John’s response (which, for clarity purposes, I’ve edited slightly) included a few pointers for the person to think about:

“So, I think, first of all, the amount of low-quality pages that you’re saying yourself are low-quality pages–that feels kind of tricky or problematic to me, just independently of anything with regards to Google core updates.”

The Importance of Quality Pages…Even Beyond SEO 

“If you find that you have so many pages on your website that are really low quality (in the sense that they’re not good pages, they don’t have any useful content on them) then it feels like an opportunity for something to clean up there, because even if we don’t index these pages, users might go to those pages and if that’s what they build the perception of your site on, and you know that these are bad pages, then that feels like a recipe for people to not want to return to your site.

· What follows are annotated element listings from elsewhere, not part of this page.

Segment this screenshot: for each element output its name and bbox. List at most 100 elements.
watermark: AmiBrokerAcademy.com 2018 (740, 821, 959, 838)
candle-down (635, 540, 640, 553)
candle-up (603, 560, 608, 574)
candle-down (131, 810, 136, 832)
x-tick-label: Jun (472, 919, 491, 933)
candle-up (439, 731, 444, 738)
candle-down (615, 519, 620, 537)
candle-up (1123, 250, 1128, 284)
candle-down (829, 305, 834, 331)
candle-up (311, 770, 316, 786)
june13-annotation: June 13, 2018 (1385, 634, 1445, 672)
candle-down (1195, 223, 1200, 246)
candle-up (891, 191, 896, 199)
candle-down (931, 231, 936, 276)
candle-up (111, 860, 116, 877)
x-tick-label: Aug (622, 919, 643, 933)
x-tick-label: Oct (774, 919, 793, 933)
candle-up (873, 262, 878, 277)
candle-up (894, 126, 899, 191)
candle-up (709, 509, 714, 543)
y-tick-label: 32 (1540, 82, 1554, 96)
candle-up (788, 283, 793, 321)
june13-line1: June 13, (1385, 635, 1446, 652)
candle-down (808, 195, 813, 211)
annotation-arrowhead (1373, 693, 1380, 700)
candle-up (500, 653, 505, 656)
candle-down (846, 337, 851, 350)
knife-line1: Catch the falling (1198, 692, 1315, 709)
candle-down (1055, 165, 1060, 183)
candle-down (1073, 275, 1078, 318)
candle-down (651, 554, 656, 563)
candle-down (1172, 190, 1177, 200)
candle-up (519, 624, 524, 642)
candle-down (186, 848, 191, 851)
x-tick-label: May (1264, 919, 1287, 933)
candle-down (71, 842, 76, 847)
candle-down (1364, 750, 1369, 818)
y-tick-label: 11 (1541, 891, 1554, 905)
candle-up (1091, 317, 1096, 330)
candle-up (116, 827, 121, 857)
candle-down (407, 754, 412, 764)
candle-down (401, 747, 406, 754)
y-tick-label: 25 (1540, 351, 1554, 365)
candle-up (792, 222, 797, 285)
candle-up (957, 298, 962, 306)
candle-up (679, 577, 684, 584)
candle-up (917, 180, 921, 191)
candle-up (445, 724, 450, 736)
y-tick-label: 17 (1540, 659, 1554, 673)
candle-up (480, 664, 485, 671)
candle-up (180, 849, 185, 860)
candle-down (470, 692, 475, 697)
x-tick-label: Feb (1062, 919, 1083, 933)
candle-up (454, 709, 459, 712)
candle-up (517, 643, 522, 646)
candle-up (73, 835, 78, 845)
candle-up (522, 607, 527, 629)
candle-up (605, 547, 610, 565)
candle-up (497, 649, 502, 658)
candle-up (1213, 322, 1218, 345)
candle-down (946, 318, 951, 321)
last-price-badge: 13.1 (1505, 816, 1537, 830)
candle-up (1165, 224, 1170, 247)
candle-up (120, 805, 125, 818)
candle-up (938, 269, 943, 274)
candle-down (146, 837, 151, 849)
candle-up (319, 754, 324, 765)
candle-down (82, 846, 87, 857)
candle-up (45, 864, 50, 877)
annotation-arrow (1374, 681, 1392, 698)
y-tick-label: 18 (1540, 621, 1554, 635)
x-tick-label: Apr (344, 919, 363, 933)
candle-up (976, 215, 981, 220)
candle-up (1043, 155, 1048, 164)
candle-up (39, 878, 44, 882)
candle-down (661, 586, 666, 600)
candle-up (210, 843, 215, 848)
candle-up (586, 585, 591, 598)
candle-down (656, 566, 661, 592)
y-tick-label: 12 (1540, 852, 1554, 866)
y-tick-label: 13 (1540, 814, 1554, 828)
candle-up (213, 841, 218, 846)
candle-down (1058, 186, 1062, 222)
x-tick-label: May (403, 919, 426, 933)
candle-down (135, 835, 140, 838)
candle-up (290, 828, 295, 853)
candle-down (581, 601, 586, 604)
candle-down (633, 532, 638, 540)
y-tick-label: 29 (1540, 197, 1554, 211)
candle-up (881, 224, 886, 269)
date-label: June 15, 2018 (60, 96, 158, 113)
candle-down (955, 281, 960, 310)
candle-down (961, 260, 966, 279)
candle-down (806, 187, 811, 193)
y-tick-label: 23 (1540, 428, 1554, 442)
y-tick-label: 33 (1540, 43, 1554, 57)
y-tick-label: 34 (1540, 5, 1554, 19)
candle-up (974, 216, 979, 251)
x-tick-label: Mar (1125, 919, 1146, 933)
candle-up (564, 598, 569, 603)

“So, kind of outside of anything specific to SEO, that feels like something that would be worth cleaning up.”

A Small Misunderstanding 

“Sometimes, people see things as being lower-quality just because of technical reasons–for example, if you have category pages and you can filter them and sort them in different ways, you might say, ‘Well, this is lower-quality because it’s not actual content.’ 

“From my point of view, that’s more a matter of just technically not interesting content; it doesn’t mean that it’s actually a bad page, so that might be kind of a misunderstanding there.”

“…We Don’t Take These Pages Into Account”

“But like going back to the question itself, with regards to the core updates and of Google’s understanding of [the] quality of a website overall, we don’t take these pages into account, so we really focus on the content that we have indexed for a website, and that’s kind of the basis that we have with regards to all of our quality updates and all of our quality algorithms and understanding of the website itself.”

“On the one hand, because that’s what we’re showing in search, so if there’s something on your website that we’re not showing in search and we’re not using it to promise anything to users who are searching, then from our point of view, that’s kind of up to you what you do with that.

“The other point I think is a little bit more practical [is] …that if we don’t have these pages indexed and we don’t have any data for these pages, then we can’t aggregate any of that data for our systems across your website, so from that point of view, if these pages are noindex, we don’t take them into account.”

So, despite the fact that it’s a bit of a long-winded answer, I hope that gives you some things to think about, as well as answer the original questions. 

A noindex page is a page that isn’t indexed in Google, so Google doesn’t evaluate it.